Mirroring much of the rest of the nation, Gunnison County has seen an upsurge in foreclosures this year. The 24 foreclosures so far in 2007 have more than doubled the rate of 2006.
However, 2005 was closer in defaults to 2007, so it may be too early to tell whether this year’s increase signifies a trend, according to statistics furnished by the county treasurer’s office.
Western State College (WSC) economist David Plant is one expert who believes the effect of the surge in defaults is likely to be felt across the board—including Gunnison County.
“It’s impacting the entire economy,” he says.
Plant says those effects range from a weaker dollar, which will raise consumer prices on imports, to less cash on hand for local entrepreneurs and investors. “It’s making it harder to borrow,” he says.
While he isn’t sure that a recession will be the end result of the mortgage meltdown, he says there is no question that the economy has hit a rough patch and it probably hasn’t bottomed out yet.
Plant’s colleague, WSC economics professor Sally Hays, concurs. “I think it’s going to have a ripple effect—definitely,” she says. “There’s a lot of fear that it will affect consumer confidence,” she adds.
While both economists agree that the national picture doesn’t appear rosy, there may be reasons why Gunnison County is insulated from the worst of a possible recession.
For one thing, Plant says many of the region’s home sales are not speculative.
“People actually want to live here,” he says.
Another thing that could work in the region’s favor, according to Plant, is that the local economy is primarily based on tourism.
“I think we’ll weather the downturn in the housing industry pretty well,” he says. “I’m more afraid that global warming will hurt the tourism economy,” he adds.
Gunnison Country Association of Realtors president-elect Darci Gillespie says all real estate markets are local. She expects this market will be resilient to the rest of the nation’s credit woes.
“We have a lot of second -home purchasers,” she says, “and they’re paying cash.”
Community Banks of Colorado mortgage broker Michelle Phelps says she thinks lenders in this region do a good job of educating their customers about the perils of adjustable interest loans and financial over-extension. Unfortunately, she says, the rest of the nation’s problems have made it more difficult to borrow money here.
She says prospective borrowers shouldn’t be deterred, however. “There are still a lot of good loan packages out there,” she says.

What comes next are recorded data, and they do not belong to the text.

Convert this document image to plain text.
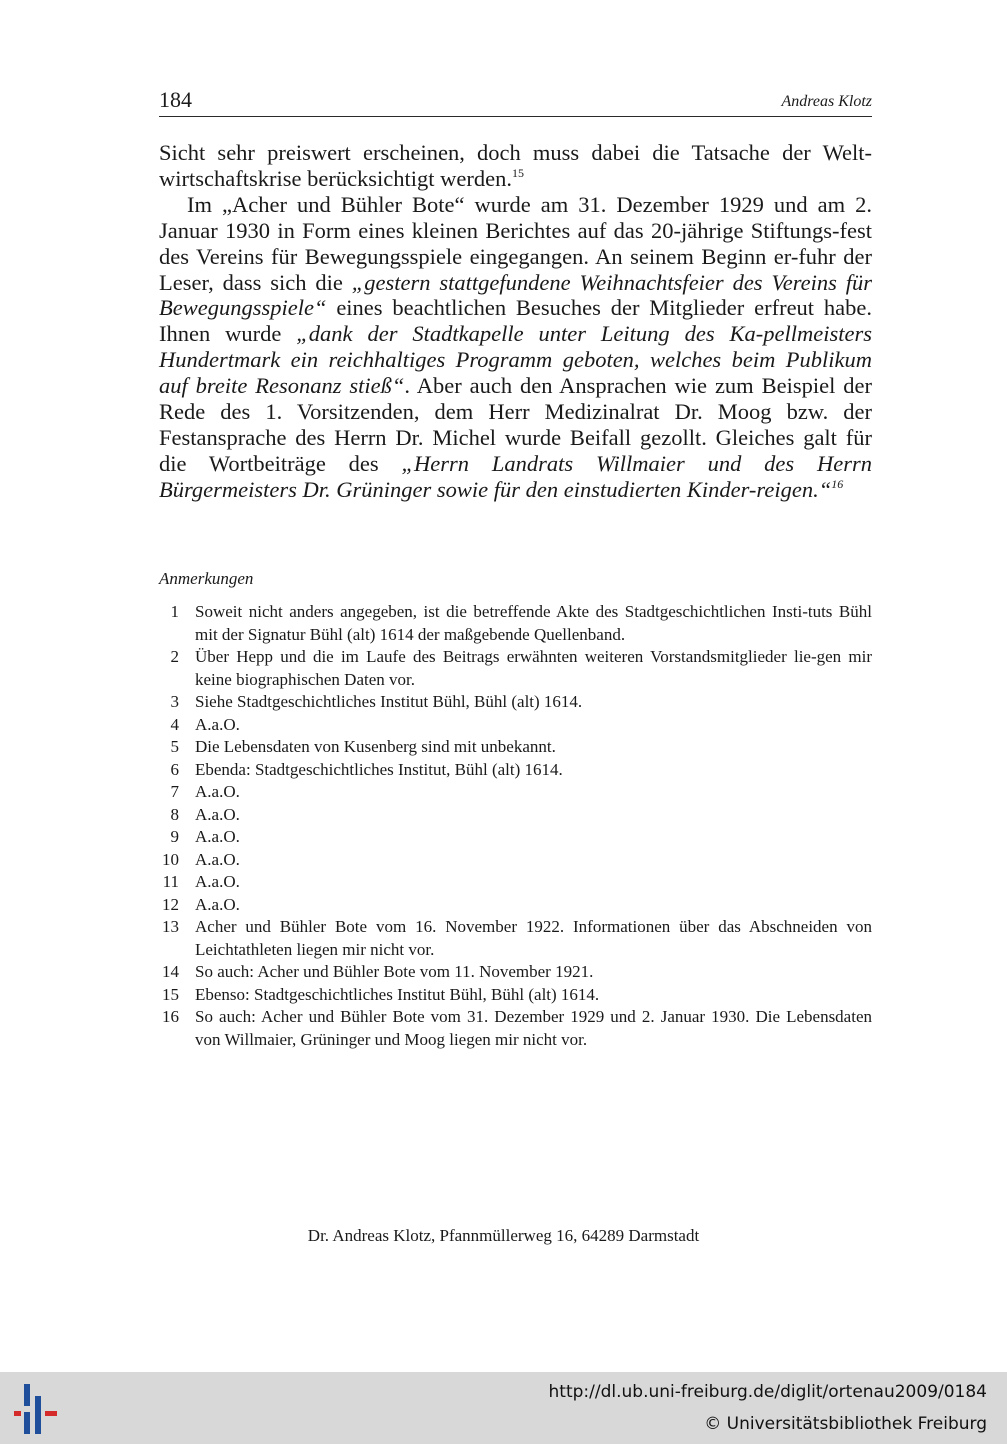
184	Andreas Klotz

Sicht sehr preiswert erscheinen, doch muss dabei die Tatsache der Welt-wirtschaftskrise berücksichtigt werden.$^{15}$

Im „Acher und Bühler Bote“ wurde am 31. Dezember 1929 und am 2. Januar 1930 in Form eines kleinen Berichtes auf das 20-jährige Stiftungs-fest des Vereins für Bewegungsspiele eingegangen. An seinem Beginn er-fuhr der Leser, dass sich die „gestern stattgefundene Weihnachtsfeier des Vereins für Bewegungsspiele“ eines beachtlichen Besuches der Mitglieder erfreut habe. Ihnen wurde „dank der Stadtkapelle unter Leitung des Ka-pellmeisters Hundertmark ein reichhaltiges Programm geboten, welches beim Publikum auf breite Resonanz stieß“. Aber auch den Ansprachen wie zum Beispiel der Rede des 1. Vorsitzenden, dem Herr Medizinalrat Dr. Moog bzw. der Festansprache des Herrn Dr. Michel wurde Beifall gezollt. Gleiches galt für die Wortbeiträge des „Herrn Landrats Willmaier und des Herrn Bürgermeisters Dr. Grüninger sowie für den einstudierten Kinder-reigen.“$^{16}$

Anmerkungen
1 Soweit nicht anders angegeben, ist die betreffende Akte des Stadtgeschichtlichen Insti-tuts Bühl mit der Signatur Bühl (alt) 1614 der maßgebende Quellenband.
2 Über Hepp und die im Laufe des Beitrags erwähnten weiteren Vorstandsmitglieder lie-gen mir keine biographischen Daten vor.
3 Siehe Stadtgeschichtliches Institut Bühl, Bühl (alt) 1614.
4 A.a.O.
5 Die Lebensdaten von Kusenberg sind mit unbekannt.
6 Ebenda: Stadtgeschichtliches Institut, Bühl (alt) 1614.
7 A.a.O.
8 A.a.O.
9 A.a.O.
10 A.a.O.
11 A.a.O.
12 A.a.O.
13 Acher und Bühler Bote vom 16. November 1922. Informationen über das Abschneiden von Leichtathleten liegen mir nicht vor.
14 So auch: Acher und Bühler Bote vom 11. November 1921.
15 Ebenso: Stadtgeschichtliches Institut Bühl, Bühl (alt) 1614.
16 So auch: Acher und Bühler Bote vom 31. Dezember 1929 und 2. Januar 1930. Die Lebensdaten von Willmaier, Grüninger und Moog liegen mir nicht vor.
Dr. Andreas Klotz, Pfannmüllerweg 16, 64289 Darmstadt
http://dl.ub.uni-freiburg.de/diglit/ortenau2009/0184
© Universitätsbibliothek Freiburg
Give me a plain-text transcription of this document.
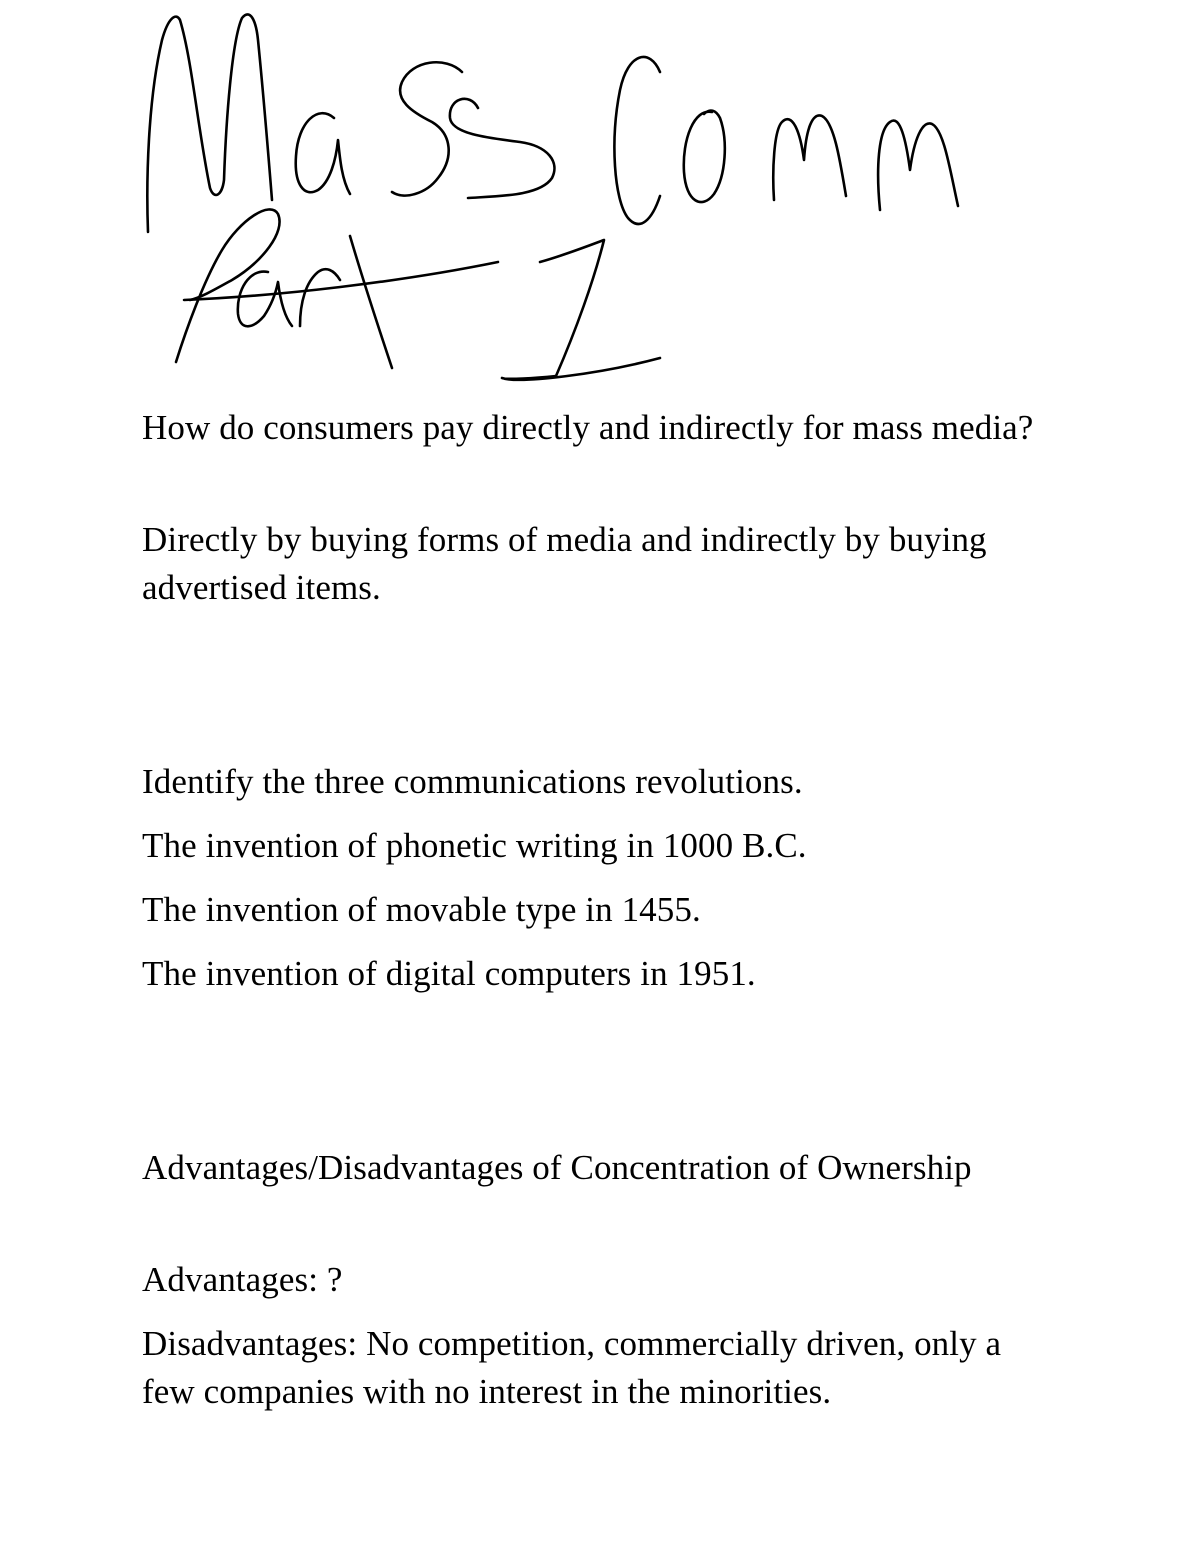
How do consumers pay directly and indirectly for mass media?

Directly by buying forms of media and indirectly by buying advertised items.

Identify the three communications revolutions.

The invention of phonetic writing in 1000 B.C.

The invention of movable type in 1455.

The invention of digital computers in 1951.

Advantages/Disadvantages of Concentration of Ownership

Advantages: ?

Disadvantages: No competition, commercially driven, only a few companies with no interest in the minorities.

Attorney general Suthers says in his report that borrower education is part of the key to ameliorating the crisis.
“We must continue to educate Coloradoans about the dangers of borrowing at exceptionally high interest rates, and show our citizens how to avoid the cycle of debt that plagues so many,” he remarked.
Stephanie Aeschliman, Gunnison County Housing Authority’s house buying counselor, offers classes for local residents borrowing for new homes.
“In our classes we cover predatory lending and what people need to watch out for,” she says. “Just because you are pre-approved for a loan with a payment that is 60 percent of your income doesn’t mean you can afford it,” she adds. “We advise that your total housing costs shouldn’t exceed more than 30 percent of your income.”